Universalis, your very own breviary in pixels...

Friday, 21 August 2009

"Worship is not for tapping into the creative powers but for bringing before God our sacrifices"

It seems that Evangelicals also know that lex orandi, lex credendi.
Here We Are to Worship:
Six principles that might bring a truce to the age-old tension between tradition and popular culture

The worship wars are alive and well. In part, that's because more than ever, churches strive to make their worship culturally relevant, and when they do, this invariably raises questions about the nature of Christian worship....
The church has used and adapted thousands of cultural symbols for worship that reflect and shape its view of God and of the gospel of salvation. Pulpits, kneeling benches, vestments/robes, fish symbols, pictures of Jesus and the disciples, video screens, incense, movie clips, and so on all affect the church's view of God and the communication of the gospel.
Herewith the six, which I think are arguable:
(1) All liturgical action is culturally conditioned....
(2) The relationship between liturgy and culture is theologically framed by creation and the Incarnation....
(3) Integrating liturgy and culture requires us to be critical of our own cultural context....
(4) The extremes of either complete identification with or rejection of a given culture should be avoided. ...
(5) Worship must reflect common elements of the Christian tradition through the unique expressions of a particular cultural context....
(6) The liturgical actions of the church—including proclamation of the Word, common prayer, baptism, and Eucharist—are among the "universal" or common factors in the Christian tradition.

Two points struck me.
In support of the contention that the liturgical actions of the church must be universal across the Christian tradition, the authors, Brad Harper and Paul Louis Metzger, remind us that the Church is "not only a multicultural community, but also a historical community, one that always finds its identity in the same God revealed in Jesus Christ. ...theological and relational realities unify the church [and] this unity should be reflected in a consistency of symbols."

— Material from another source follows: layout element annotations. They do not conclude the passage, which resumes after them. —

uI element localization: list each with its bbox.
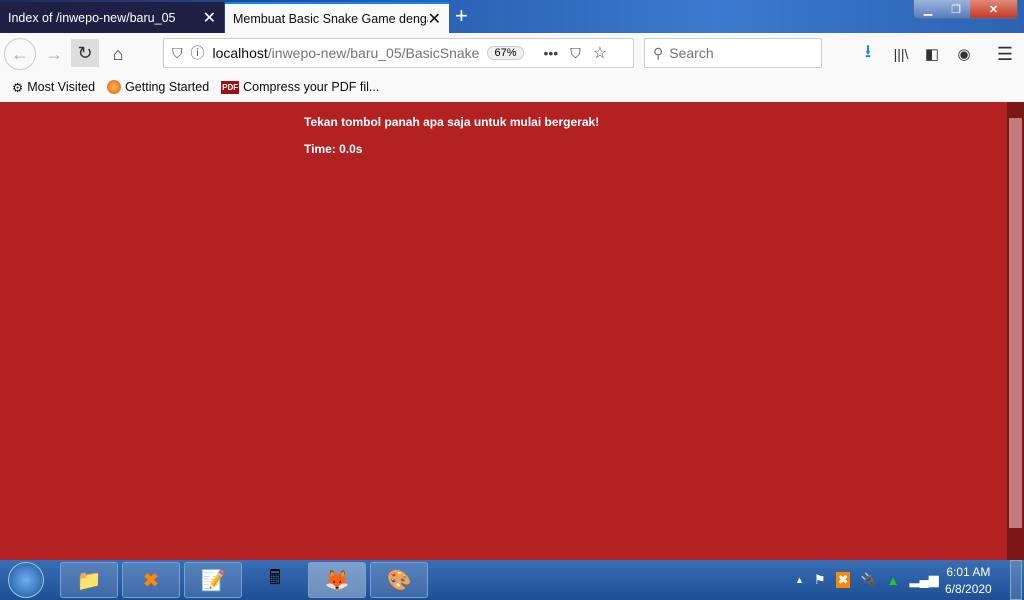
tab-title: Membuat Basic Snake Game dengan	[233, 11, 428, 26]
taskbar: 📁 ✖ 📝 🖩 🦊 🎨 ▲ ⚑ ✖ 🔌 ▲ ▂▄▆ 6:01 AM 6/8/202…	[0, 560, 1024, 600]
title-bar: Index of /inwepo-new/baru_05 ✕ Membuat Ba…	[0, 0, 1024, 33]
forward-button[interactable]: →	[40, 40, 68, 68]
menu-icon[interactable]: ☰	[994, 42, 1016, 66]
bookmark-star-icon[interactable]: ☆	[593, 43, 607, 63]
search-input[interactable]: ⚲ Search	[644, 38, 822, 68]
bookmark-most-visited[interactable]: ⚙ Most Visited	[12, 80, 95, 95]
bookmark-label: Compress your PDF fil...	[243, 80, 380, 94]
minimize-button[interactable]: ▁	[914, 0, 942, 18]
timer-text: Time: 0.0s	[304, 142, 363, 156]
explorer-icon[interactable]: 📁	[60, 562, 118, 598]
bookmark-getting-started[interactable]: Getting Started	[107, 80, 209, 94]
clock[interactable]: 6:01 AM 6/8/2020	[945, 564, 992, 598]
gear-icon: ⚙	[12, 80, 24, 95]
game-area[interactable]: Tekan tombol panah apa saja untuk mulai …	[0, 102, 1007, 560]
xampp-tray-icon[interactable]: ✖	[835, 572, 851, 588]
clock-date: 6/8/2020	[945, 582, 992, 596]
account-icon[interactable]: ◉	[953, 42, 975, 66]
scrollbar-thumb[interactable]	[1009, 118, 1022, 528]
bookmark-label: Most Visited	[27, 80, 96, 94]
page-actions-icon[interactable]: •••	[544, 45, 559, 61]
paint-icon[interactable]: 🎨	[370, 562, 428, 598]
xampp-icon[interactable]: ✖	[122, 562, 180, 598]
url-path: /inwepo-new/baru_05/BasicSnake	[267, 45, 480, 61]
search-icon: ⚲	[653, 44, 664, 61]
shield-icon[interactable]: ⛉	[172, 45, 183, 62]
scrollbar[interactable]	[1007, 102, 1024, 560]
sidebar-icon[interactable]: ◧	[921, 42, 943, 66]
close-tab-icon[interactable]: ✕	[203, 8, 216, 28]
firefox-icon	[107, 80, 122, 94]
close-tab-icon[interactable]: ✕	[428, 9, 441, 29]
url-host: localhost	[212, 45, 268, 61]
back-button[interactable]: ←	[4, 38, 36, 70]
zoom-level[interactable]: 67%	[487, 46, 524, 60]
clock-time: 6:01 AM	[946, 565, 991, 579]
tab-title: Index of /inwepo-new/baru_05	[8, 10, 176, 25]
action-center-flag-icon[interactable]: ⚑	[814, 572, 826, 588]
green-triangle-icon[interactable]: ▲	[887, 573, 900, 588]
show-desktop-button[interactable]	[1010, 560, 1022, 600]
reload-button[interactable]: ↻	[71, 39, 99, 67]
downloads-icon[interactable]: ⭳	[857, 41, 879, 66]
firefox-taskbar-icon[interactable]: 🦊	[308, 562, 366, 598]
bookmark-label: Getting Started	[125, 80, 210, 94]
notepad-plus-icon[interactable]: 📝	[184, 562, 242, 598]
library-icon[interactable]: |||\	[890, 42, 912, 66]
start-button[interactable]	[8, 562, 44, 598]
tab-index[interactable]: Index of /inwepo-new/baru_05 ✕	[0, 2, 224, 33]
search-placeholder: Search	[669, 45, 714, 61]
maximize-button[interactable]: ❐	[942, 0, 970, 18]
url-bar[interactable]: ⛉ ⓘ localhost/inwepo-new/baru_05/BasicSn…	[163, 38, 634, 68]
bookmarks-toolbar: ⚙ Most Visited Getting Started PDF Compres…	[0, 73, 1024, 101]
pdf-icon: PDF	[221, 80, 240, 94]
home-button[interactable]: ⌂	[104, 40, 132, 68]
new-tab-button[interactable]: +	[455, 3, 468, 29]
calculator-icon[interactable]: 🖩	[246, 562, 304, 598]
tray-expand-icon[interactable]: ▲	[795, 575, 804, 585]
network-signal-icon[interactable]: ▂▄▆	[910, 572, 939, 588]
close-window-button[interactable]: ✕	[970, 0, 1017, 18]
bookmark-compress-pdf[interactable]: PDF Compress your PDF fil...	[221, 80, 379, 94]
pocket-icon[interactable]: ⛉	[570, 45, 581, 62]
tab-snake-game[interactable]: Membuat Basic Snake Game dengan ✕	[225, 2, 449, 33]
instruction-text: Tekan tombol panah apa saja untuk mulai …	[304, 115, 600, 129]
power-icon[interactable]: 🔌	[860, 572, 876, 588]
info-icon[interactable]: ⓘ	[191, 43, 205, 63]
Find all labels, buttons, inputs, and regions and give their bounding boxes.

Inconsistency is the Enemy of Ritual.
In Catholic sacramental theology we recognize that proper form and matter are essential to the efficacy of the Sacrament, but even without that, the psychological power of a Sacrament, or any ritual, derives from its familiar shape.

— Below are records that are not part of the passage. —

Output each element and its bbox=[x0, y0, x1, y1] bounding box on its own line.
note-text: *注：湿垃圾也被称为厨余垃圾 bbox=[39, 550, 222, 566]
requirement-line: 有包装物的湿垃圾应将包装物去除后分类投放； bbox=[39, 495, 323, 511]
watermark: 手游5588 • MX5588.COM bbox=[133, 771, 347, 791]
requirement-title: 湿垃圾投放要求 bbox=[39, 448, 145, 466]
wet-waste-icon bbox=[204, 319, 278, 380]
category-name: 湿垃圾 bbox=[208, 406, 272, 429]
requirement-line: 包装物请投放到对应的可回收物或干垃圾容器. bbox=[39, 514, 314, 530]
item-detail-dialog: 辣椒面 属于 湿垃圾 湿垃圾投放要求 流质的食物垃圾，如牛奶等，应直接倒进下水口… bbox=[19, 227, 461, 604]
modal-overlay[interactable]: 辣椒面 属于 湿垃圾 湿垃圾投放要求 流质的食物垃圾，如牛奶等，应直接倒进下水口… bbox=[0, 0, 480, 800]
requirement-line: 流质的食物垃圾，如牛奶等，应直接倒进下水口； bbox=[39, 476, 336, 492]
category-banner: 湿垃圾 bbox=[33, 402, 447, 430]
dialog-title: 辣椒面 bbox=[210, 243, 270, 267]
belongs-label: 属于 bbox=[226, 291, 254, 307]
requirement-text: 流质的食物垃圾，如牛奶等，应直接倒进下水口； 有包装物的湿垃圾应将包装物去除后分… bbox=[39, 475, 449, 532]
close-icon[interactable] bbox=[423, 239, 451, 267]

And this section really struck a chord:
As theologian Donald Bloesch has written,
Worship is not a means to tap into the creative powers within us rather than an occasion to bring before God our sacrifices of praise and thanksgiving. Hymns that retell the story of salvation as delineated in the Bible are being supplanted by praise choruses that are designed to transport the soul into a higher dimension of reality.
Worship is not about a search for meaning or experience, but an acknowledgment that meaning and salvation are found in God's incomparable act of redemption in Christ. Methodist pastor Craig Rice agrees: "As long as the church continues to confuse the hunger for God, extant in every human heart, with the same yearnings that drive a market culture and a consumerist society, its worship will remain irrelevant at best and an outright impediment at worst."

The Liturgy is such a gift -- let's not fall into the inappropriate practices that even our less liturgically-minded separated sibs are seeing the error of!